Chances are, no. But you'd be a fool to doubt him.
The New England Patriots lose nothing of significance from the receiving corps. In fact, the group can probably only get better during free agency with Sidney Rice and Chad Ochocinco (probably) up for grabs.
Footnote: During the Patriots' loss to the New York Jets in the playoffs last year, I got into an argument with a pseudo-friend from Wisconsin who argued that Tom Brady is not the best quarterback in football because he can't throw the deep ball. He claimed that my local bias prevented me from seeing the light (nevermind that epic 2007 season with Randy Moss), and that non-New-Englanders all agreed.
And who is the best quarterback in the NFL, I inquired.
"Aaron Rodgers." Of course he is.
This can't be right, right?
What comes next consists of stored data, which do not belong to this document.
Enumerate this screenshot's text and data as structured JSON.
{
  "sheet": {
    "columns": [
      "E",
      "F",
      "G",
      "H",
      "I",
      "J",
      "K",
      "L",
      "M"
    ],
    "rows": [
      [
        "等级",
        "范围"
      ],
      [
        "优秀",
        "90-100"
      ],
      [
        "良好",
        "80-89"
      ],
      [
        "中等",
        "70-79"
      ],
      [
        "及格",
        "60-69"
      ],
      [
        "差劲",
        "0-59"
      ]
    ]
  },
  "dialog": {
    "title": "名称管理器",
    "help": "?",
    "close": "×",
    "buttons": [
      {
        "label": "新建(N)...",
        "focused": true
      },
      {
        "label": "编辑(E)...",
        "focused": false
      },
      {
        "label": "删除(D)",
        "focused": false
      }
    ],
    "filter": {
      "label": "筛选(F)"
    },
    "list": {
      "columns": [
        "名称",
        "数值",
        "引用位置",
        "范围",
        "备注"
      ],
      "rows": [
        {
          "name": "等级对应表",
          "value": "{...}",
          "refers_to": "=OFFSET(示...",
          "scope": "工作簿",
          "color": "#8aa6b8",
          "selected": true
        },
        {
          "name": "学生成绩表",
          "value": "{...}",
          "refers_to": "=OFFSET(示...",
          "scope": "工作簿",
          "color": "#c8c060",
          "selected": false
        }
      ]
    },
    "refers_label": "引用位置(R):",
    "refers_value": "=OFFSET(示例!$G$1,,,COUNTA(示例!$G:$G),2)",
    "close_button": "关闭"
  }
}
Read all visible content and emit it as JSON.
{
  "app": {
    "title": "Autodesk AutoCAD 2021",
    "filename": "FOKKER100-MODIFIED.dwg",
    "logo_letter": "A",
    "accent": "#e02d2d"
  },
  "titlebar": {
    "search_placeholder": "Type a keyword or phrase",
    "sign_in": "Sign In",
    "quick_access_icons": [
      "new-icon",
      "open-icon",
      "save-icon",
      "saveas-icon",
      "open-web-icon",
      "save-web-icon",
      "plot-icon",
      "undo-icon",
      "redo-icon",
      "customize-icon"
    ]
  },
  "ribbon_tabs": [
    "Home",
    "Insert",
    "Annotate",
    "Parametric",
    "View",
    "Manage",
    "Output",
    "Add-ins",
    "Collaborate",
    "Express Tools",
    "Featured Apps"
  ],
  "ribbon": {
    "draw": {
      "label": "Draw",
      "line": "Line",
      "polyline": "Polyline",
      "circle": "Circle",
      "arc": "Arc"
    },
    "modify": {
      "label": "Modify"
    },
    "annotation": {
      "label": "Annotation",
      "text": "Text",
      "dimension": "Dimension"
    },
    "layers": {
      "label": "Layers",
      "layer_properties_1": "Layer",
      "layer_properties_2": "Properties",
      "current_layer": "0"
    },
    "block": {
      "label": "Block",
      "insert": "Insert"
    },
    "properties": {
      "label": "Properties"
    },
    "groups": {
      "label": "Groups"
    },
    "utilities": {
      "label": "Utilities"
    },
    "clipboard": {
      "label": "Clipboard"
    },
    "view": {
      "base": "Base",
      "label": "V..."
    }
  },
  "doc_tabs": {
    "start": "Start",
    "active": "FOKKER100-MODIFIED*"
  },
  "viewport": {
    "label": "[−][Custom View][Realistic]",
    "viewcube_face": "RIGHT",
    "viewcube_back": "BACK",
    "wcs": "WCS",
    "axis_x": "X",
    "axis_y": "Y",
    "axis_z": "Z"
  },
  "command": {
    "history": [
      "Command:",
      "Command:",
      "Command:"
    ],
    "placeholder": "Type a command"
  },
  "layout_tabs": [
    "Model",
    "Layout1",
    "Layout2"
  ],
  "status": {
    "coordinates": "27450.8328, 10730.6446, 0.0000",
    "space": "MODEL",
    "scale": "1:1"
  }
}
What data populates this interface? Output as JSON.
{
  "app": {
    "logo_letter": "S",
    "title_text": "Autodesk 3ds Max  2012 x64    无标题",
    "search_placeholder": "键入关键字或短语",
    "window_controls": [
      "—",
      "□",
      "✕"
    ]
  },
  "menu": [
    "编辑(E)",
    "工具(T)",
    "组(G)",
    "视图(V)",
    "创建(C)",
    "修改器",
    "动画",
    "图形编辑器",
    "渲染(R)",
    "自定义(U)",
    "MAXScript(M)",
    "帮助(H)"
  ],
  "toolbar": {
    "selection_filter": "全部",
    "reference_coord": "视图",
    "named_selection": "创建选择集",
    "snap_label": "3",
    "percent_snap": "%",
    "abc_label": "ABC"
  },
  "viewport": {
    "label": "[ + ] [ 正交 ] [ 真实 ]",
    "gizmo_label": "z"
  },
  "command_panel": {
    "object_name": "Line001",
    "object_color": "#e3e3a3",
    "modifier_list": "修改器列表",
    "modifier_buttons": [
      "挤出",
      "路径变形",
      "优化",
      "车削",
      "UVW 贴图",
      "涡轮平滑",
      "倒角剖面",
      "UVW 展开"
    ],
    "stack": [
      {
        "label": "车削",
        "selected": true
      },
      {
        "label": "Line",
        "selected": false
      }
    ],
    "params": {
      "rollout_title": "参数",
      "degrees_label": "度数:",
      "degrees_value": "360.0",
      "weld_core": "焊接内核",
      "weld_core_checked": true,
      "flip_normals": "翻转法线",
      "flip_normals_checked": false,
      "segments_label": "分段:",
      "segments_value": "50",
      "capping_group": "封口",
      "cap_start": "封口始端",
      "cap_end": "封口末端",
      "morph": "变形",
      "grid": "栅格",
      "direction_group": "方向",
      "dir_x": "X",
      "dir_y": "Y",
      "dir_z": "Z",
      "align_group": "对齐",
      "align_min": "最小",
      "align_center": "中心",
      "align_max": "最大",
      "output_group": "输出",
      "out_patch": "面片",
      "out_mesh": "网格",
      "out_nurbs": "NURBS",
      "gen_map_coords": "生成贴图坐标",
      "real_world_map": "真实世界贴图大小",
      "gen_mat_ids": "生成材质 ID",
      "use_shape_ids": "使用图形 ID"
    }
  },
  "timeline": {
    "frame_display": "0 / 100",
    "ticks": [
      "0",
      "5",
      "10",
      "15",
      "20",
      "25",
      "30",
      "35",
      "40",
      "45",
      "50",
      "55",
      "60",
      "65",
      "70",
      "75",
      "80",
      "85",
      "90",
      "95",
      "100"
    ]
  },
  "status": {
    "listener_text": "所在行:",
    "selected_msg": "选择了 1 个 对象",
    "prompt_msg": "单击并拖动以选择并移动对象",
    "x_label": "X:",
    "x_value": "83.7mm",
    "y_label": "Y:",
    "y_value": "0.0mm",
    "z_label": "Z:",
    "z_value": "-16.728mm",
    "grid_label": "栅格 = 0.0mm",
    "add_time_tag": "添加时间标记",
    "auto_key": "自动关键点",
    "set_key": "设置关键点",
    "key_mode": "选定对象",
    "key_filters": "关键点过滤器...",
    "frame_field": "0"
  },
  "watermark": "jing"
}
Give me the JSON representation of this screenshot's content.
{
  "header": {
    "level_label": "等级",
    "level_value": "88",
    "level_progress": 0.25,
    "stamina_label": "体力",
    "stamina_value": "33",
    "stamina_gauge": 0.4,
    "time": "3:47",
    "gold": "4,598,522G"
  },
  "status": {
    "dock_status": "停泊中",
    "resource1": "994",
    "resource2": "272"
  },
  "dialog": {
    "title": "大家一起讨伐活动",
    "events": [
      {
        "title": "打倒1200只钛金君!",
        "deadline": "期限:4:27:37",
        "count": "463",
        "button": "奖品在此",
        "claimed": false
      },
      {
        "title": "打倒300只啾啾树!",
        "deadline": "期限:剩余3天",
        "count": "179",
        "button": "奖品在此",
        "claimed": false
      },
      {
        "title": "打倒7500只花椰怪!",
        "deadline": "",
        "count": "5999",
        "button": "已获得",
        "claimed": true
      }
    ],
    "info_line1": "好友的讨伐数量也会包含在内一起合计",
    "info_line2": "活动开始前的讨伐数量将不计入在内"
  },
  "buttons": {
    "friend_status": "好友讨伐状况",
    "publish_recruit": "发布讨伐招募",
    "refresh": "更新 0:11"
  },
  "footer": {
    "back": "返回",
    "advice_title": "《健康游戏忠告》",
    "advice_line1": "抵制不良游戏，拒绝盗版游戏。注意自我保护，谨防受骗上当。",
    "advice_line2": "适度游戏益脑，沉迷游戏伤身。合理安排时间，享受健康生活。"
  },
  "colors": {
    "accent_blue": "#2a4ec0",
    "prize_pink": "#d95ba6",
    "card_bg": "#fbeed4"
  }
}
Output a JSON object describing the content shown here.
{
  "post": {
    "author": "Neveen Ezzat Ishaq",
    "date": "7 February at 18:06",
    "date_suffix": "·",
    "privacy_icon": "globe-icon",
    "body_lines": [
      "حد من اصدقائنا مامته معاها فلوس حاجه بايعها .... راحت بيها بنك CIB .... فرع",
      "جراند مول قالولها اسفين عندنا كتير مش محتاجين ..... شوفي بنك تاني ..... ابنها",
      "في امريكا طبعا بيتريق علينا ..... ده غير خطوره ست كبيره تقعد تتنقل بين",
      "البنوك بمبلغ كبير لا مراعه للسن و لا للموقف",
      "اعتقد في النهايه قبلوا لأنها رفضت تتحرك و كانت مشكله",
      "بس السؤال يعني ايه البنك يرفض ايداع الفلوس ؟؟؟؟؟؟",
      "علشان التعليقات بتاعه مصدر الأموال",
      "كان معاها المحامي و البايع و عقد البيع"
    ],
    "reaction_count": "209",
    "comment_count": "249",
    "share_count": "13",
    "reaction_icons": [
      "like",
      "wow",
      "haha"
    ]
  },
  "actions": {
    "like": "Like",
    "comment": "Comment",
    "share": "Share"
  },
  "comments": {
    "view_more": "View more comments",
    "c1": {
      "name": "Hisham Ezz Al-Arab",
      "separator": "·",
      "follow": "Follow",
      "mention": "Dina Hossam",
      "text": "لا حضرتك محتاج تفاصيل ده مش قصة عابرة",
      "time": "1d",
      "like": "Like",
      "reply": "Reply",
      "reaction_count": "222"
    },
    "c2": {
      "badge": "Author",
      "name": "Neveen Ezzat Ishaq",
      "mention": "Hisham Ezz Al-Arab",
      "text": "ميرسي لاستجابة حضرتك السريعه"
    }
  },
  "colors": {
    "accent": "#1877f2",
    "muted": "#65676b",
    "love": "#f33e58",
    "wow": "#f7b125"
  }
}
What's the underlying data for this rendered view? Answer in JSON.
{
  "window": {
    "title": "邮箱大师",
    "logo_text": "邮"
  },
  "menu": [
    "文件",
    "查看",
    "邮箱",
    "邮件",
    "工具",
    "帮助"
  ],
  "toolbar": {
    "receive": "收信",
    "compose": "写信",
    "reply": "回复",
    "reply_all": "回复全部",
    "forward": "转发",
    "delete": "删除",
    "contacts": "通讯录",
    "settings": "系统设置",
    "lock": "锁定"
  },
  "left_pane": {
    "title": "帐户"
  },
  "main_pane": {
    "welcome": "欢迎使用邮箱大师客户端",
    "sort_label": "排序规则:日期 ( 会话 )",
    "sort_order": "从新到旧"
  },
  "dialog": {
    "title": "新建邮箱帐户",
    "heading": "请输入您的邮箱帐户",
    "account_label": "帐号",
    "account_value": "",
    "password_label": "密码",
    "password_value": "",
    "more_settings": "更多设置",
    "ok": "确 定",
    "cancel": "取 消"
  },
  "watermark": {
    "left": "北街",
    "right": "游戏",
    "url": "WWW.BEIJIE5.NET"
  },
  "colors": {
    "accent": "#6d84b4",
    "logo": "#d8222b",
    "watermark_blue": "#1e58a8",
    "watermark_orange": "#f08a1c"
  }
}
People don't actually think there's a better quarterback than Tom Brady. They can't. America is smarter than that.
I know I'm going to take heat for this one. "Wes Welker was recovering from an injury. How could other teams have 'figured him out?' You're an idiot."
But I'm not wrong, you're just trolling.
The fact is, Wes Welker's game is not that hard to figure out. He's never going deeper than 10 yards. He lives in the middle of the field.
Watching games last season, it didn't look like he was any slower—just that he wasn't open or finding the space that has been given to him in the past. Opponents are just cutting down on Welker's space, forcing Tom Brady to look longer (where he has no great target) or to his backfield.
Or rather, can a team still be considered a dynasty without winning titles?
No one would argue that the Patriots haven't been the most consistent regular season team since 2004. Bill Belichick and crew haven't won fewer than 10 games since 2002, and they are perennial contenders and favorites in nearly every game they play. That still sounds like a dynasty to me.
In a league where parity rules (unlike the NBA, where the same teams win and will continue to win), the NFL allows for more upsets because of the increased significance of each game. After the Pats destroyed the New York Jets in Week 13, who would have thought the Jets could pull out the playoff victory?
The Patriots are still a dynasty and if they win a title soon, their legacy will be "four Super Bowls in 11 years," not "zero titles in six years."
They are, quite simply, the best franchise in the league.